The man is Harry Mention-charmer, trickster and fabulous storyteller. A friend from the earlier days of Gideon’s life, Harry conjures up the Deep South and a dark past. Arriving unannounced with a box full of belongings, he is welcomed with open arms as family by Gideon and his wife Suzie. But Harry is not family; he is an enigmatic stranger whose folklore and mystery divide the family even further. He especially affects Gideon’s two sons, Babe Brother and Junior. While the alienated Babe Brother finds a role model in Harry, junior feels him to be a frightening influence.
Set in South Central Los Angeles, To Sleep with Anger is an intense drama that unleashes a powerful, unsuspecting force with amazing dexterity and unsettling seductiveness. With a pace both delicate and controlled, Burnett creates a drama tight with the relentless sense of danger and an unexplainable feeling that there is wore lurking under its surface. Like Something Wicked This Way Comes, this melodrama touches a chord of primordial fear that makes it absolutely riveting. A visual delight complimented by a superb cast, To Sleep with Anger is ripe with metaphors which effortlessly add to the richness of the text. This film maybe a departure from Burnett’s earlier work, such as Killer of Sheep, in its refined presentation, but it is a no-less accomplished film which reaffirms his unique vision and importance as an independent filmmaker in Los Angeles. –Sundance Film Festival
Born in Vicksburg, Mississippi on April 13, 1944, Charles Burnett moved with his family to the Watts area of Los Angeles at an early age.
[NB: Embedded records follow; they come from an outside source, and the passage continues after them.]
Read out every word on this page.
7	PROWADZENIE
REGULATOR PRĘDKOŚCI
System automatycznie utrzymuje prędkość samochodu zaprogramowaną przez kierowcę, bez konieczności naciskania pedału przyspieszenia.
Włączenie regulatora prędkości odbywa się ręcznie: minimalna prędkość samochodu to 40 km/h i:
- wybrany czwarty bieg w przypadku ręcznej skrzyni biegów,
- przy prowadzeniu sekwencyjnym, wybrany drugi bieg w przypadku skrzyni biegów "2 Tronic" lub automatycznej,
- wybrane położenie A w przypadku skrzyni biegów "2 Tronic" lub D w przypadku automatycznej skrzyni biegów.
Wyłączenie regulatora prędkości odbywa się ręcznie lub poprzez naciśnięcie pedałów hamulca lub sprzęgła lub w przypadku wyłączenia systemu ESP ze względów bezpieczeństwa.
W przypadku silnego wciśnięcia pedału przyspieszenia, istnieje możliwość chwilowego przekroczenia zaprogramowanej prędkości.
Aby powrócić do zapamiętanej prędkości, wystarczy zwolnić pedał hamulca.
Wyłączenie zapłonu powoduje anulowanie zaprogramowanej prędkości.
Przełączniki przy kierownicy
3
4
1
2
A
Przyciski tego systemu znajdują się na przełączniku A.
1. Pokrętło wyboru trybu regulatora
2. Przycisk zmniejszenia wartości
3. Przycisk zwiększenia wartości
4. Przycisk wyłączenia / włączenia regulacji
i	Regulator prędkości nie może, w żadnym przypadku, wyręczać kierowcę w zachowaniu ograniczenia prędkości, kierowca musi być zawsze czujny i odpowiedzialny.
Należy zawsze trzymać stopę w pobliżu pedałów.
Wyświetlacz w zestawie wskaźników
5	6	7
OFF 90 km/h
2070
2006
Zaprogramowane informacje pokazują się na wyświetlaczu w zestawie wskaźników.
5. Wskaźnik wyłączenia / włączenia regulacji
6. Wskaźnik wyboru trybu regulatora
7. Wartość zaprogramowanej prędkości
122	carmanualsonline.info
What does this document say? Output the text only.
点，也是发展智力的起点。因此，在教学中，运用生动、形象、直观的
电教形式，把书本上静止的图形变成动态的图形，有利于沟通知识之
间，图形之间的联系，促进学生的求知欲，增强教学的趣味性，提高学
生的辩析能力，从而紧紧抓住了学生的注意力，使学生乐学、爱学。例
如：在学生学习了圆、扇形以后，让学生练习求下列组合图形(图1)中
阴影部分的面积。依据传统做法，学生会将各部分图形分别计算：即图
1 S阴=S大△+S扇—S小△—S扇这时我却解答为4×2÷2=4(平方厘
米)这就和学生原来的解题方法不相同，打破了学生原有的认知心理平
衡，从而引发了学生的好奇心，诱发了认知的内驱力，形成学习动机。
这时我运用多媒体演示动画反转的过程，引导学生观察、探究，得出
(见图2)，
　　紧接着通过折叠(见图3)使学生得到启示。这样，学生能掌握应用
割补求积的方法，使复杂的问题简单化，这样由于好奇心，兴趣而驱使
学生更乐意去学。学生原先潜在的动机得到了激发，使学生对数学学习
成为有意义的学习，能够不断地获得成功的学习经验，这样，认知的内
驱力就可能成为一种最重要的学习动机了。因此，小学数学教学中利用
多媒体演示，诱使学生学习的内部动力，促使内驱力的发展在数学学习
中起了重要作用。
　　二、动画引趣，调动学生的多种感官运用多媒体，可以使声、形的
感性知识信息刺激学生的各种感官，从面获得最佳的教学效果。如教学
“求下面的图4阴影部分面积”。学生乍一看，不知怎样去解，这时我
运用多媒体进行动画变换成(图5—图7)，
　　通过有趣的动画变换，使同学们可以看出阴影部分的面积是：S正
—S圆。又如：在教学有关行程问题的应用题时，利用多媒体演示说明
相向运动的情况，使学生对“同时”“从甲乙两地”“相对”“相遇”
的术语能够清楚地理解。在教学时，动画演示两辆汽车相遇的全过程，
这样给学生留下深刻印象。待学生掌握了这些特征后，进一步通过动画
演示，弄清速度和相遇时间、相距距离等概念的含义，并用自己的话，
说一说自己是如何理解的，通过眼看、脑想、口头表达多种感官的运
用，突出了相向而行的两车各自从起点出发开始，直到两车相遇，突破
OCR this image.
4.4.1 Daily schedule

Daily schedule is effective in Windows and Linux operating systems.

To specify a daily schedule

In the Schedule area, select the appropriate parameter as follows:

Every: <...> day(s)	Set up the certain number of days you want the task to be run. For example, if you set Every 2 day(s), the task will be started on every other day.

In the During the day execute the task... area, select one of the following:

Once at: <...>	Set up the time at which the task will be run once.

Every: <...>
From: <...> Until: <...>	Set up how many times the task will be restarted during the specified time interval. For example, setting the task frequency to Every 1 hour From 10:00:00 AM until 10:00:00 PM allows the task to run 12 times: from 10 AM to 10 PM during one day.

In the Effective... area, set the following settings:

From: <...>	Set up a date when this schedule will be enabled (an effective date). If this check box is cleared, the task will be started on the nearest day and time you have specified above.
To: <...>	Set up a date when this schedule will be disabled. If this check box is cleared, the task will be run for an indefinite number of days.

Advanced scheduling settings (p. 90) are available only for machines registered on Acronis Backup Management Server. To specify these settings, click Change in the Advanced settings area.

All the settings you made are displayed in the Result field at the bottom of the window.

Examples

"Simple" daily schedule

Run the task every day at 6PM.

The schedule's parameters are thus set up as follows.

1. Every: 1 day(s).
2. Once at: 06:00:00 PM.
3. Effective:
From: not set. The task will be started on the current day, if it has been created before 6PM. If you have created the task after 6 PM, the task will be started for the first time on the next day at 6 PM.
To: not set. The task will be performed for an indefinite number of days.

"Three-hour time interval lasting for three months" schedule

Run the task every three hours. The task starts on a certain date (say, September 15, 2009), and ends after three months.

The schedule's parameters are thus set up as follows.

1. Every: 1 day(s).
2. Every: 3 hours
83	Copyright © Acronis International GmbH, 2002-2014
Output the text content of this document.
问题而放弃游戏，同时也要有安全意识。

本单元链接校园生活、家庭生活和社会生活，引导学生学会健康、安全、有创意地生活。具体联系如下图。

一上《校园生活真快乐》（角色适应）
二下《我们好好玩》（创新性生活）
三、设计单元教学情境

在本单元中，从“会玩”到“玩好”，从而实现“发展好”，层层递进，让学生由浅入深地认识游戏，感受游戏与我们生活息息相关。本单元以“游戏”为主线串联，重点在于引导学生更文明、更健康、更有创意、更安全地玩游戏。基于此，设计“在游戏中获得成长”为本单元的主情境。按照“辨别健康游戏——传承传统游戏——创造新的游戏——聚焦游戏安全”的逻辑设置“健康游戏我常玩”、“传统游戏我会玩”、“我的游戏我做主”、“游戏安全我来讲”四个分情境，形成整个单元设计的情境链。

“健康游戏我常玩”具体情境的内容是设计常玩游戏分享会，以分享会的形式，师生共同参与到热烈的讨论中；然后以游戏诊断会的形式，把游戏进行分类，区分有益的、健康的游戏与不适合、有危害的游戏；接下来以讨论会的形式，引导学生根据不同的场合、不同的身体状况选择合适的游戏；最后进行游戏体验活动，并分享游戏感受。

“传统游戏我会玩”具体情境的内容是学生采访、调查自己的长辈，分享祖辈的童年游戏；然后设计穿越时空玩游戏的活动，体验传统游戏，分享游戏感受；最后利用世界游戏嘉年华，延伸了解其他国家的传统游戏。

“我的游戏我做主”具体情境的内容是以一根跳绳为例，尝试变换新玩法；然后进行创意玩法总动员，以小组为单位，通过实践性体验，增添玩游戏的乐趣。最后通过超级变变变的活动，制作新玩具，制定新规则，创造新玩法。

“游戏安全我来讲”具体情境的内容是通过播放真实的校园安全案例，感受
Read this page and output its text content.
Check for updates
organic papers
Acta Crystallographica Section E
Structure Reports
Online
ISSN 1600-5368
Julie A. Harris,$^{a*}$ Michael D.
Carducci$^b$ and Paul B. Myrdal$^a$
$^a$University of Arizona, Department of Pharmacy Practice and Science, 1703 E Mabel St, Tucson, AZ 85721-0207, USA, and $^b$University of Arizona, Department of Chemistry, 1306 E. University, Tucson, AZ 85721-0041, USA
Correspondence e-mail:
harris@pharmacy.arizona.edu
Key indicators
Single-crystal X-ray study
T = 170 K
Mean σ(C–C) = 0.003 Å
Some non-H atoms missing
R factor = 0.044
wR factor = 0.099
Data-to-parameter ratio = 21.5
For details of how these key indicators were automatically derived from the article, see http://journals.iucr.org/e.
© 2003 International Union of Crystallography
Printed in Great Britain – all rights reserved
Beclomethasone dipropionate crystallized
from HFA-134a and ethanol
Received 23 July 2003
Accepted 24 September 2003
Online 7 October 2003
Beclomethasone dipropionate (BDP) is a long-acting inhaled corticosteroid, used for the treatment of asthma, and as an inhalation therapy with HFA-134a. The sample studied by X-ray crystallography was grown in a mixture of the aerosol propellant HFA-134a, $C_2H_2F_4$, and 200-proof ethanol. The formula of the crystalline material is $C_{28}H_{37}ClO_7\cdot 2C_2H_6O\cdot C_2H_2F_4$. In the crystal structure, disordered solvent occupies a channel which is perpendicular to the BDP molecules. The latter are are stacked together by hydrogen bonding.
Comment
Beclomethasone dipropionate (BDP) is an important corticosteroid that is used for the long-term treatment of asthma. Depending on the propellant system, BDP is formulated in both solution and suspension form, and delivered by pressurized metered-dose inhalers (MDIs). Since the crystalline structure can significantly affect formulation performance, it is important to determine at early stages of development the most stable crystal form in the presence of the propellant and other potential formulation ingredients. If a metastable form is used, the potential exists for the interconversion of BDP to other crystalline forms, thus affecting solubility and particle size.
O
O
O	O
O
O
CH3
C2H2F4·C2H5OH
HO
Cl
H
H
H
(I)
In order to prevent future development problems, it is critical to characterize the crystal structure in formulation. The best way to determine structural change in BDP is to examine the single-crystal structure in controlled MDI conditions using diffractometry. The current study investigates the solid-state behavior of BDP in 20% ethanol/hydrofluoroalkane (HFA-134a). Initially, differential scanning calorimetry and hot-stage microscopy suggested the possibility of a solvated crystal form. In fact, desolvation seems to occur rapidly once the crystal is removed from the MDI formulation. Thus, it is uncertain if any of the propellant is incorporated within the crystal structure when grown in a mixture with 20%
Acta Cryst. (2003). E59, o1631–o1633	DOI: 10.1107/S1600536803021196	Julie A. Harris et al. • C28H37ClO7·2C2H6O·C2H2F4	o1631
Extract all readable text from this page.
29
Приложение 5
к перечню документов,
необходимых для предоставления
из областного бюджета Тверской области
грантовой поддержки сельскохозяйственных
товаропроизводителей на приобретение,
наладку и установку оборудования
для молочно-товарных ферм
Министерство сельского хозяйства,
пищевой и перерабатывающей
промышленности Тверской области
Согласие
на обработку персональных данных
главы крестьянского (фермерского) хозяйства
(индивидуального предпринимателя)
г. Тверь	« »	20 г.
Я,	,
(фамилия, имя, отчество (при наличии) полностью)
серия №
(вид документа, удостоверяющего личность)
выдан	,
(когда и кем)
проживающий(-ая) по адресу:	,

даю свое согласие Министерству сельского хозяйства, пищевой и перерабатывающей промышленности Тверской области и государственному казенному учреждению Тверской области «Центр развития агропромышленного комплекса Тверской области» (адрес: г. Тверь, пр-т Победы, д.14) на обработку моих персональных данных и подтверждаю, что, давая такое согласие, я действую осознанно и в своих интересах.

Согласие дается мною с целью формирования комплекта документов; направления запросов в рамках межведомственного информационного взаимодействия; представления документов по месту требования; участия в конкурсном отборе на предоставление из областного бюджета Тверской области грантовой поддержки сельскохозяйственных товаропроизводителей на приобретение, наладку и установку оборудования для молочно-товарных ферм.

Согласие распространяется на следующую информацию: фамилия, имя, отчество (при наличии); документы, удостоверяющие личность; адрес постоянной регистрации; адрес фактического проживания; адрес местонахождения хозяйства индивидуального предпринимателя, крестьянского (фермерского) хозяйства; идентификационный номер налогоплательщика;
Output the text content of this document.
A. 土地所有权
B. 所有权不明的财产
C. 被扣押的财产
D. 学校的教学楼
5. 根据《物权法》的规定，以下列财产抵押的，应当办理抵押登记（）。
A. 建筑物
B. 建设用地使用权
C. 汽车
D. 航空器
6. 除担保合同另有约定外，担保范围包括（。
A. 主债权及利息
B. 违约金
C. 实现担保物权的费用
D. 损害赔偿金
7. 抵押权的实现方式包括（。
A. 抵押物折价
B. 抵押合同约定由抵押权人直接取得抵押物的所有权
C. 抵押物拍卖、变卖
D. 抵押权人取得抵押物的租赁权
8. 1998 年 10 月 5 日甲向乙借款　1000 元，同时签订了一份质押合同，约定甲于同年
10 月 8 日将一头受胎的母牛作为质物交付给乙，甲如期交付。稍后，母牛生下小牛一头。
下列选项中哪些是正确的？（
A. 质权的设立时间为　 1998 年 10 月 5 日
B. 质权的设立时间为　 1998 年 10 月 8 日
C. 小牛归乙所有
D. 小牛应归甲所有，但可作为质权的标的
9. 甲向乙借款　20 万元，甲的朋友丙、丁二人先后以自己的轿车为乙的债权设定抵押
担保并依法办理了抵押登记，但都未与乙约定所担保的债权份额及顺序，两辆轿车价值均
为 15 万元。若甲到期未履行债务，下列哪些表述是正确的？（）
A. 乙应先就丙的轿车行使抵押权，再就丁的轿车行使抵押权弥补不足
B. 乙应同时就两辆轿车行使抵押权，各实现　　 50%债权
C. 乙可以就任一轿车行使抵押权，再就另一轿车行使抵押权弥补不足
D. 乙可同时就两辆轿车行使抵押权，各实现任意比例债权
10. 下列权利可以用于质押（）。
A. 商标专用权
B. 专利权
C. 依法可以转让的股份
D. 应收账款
He describes the community of having a strong mythical connection with the South as a result of having so many Southern transplants, an atmosphere which has informed much of his work.
Burnett first studied as an electrician but soon became bored with the idea of making this his career and went to UCLA, where he earned his Masters of Fine Arts in Filmmaking. There, he was greatly influenced by professors Elyseo Taylor—creator of the Ethno-Communications department—and Basil Wright—the English documentarian famous for Night Mail and Songs of Ceylon. He became fast friends with fellow future greats like Haile Gerima (Sankofa), and Julie Dash (Daughters of the Dust), collaborating with them and others on a number of projects. Burnett cites Jean Renoir, Satyajit Ray, and Sidney Lumet (The Pawnbroker) as important influences.